I was struck by reading my own words, repeated back to me in her response. Someone who ‘wants action on his own terms’ doesn’t sound like a person I’d be particularly interested in collaborating with. That statement is even more surprising given some of the other work I’ve been doing this semester--analyzing and critiquing different models of collaboration in professional theatre production. I’ve been criticizing the lack of collaboration in a production I was recently involved in, and I’ve been working to articulate my own values for co-creating. But confronted with my own language about this educational project, I realized suddenly that I might be losing sight of some of my own values because I’ve become focused on achieving my ambitious goal of making change. Bonnie called my attention to this troublesome development.
I considered some of the words she used to describe my approach to this project (some of which I was using, too), like “expectations” and “impact”--in a word, “goals.” Phillip Moffitt writes (in an article Bonnie gave to us at residency): “With goals, the future is always the focus: Are you going to reach your goal? Will you be happy when you do? What’s next?” (Moffitt 2003) The original question I articulated for the CRSD project is not only outcome- and future-oriented, it’s also contingent on the engagement of other people whom I don’t know very well and with whom I don’t have a long history.
I’m reframing this question to focus on “setting intentions...not oriented to a future outcome”: “You set your intentions based on understanding what matters most to you and make a commitment to align your worldly actions with your inner values” (Moffitt 2003).
The Beginner’s Guide to Community-Based Arts (Knight & Schwarzman 2005) has been helpful as I’m preparing for the residency, too. In its chapter titled “Contact,” about initiating project plans with a community, it suggests some strong reflective questions:
What assumptions might you have about a community and its people?
What common goals do you and the community share?And one suggestion:
Be as honest and as open with yourself as you are asking others to be.
I hope that the teachers I’m teaming with at Kenny Lake School will give me a chance to share my ideas and will listen openly and with optimism. I need to give them the same opportunity if this is to be a true collaborative process.

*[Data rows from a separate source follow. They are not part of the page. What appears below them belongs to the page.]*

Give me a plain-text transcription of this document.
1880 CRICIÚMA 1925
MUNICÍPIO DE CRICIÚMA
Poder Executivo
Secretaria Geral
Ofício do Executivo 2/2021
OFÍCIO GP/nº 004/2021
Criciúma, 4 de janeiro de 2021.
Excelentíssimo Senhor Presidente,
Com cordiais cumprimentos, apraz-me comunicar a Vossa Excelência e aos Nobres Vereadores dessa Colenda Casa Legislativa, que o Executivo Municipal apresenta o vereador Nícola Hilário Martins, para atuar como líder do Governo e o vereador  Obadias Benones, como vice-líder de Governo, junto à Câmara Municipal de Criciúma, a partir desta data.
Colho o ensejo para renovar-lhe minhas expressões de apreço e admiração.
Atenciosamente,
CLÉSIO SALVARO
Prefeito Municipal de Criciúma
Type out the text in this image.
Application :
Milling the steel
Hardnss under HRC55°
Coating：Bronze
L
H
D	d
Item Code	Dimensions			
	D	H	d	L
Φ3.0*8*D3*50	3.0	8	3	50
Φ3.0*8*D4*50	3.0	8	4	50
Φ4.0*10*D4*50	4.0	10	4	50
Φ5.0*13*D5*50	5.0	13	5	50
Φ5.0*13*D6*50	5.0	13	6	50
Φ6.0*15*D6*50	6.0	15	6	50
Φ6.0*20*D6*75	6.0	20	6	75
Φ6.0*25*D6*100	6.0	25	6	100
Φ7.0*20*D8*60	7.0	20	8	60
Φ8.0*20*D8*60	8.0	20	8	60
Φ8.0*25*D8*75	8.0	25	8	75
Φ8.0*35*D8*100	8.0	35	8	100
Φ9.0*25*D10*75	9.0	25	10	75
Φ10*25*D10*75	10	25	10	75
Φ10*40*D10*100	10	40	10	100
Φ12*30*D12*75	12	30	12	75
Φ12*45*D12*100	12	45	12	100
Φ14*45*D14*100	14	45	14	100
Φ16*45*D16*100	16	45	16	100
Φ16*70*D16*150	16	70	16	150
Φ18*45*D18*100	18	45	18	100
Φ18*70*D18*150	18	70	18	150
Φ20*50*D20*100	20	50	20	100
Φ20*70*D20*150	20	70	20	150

Coincidentally--or not?--as I first started the reframing of my question, I heard back from Tammy at the school district office. Communication is now off and running with Kenny Lake School teachers and staff. I’m one week from my first day at the school, and I feel that we’re in a good place in terms of the timing of our planning. This weekend, I sent them a proposed content focus for the residency; now, I’ll wait to hear their ideas for other possible directions we might go. We’ve also scheduled a planning meeting when I first arrive in Kenny Lake. I’m eager to go to the school and, as best I can, to keep my focus on the discoveries, detours, and surprises that will inevitably come our way.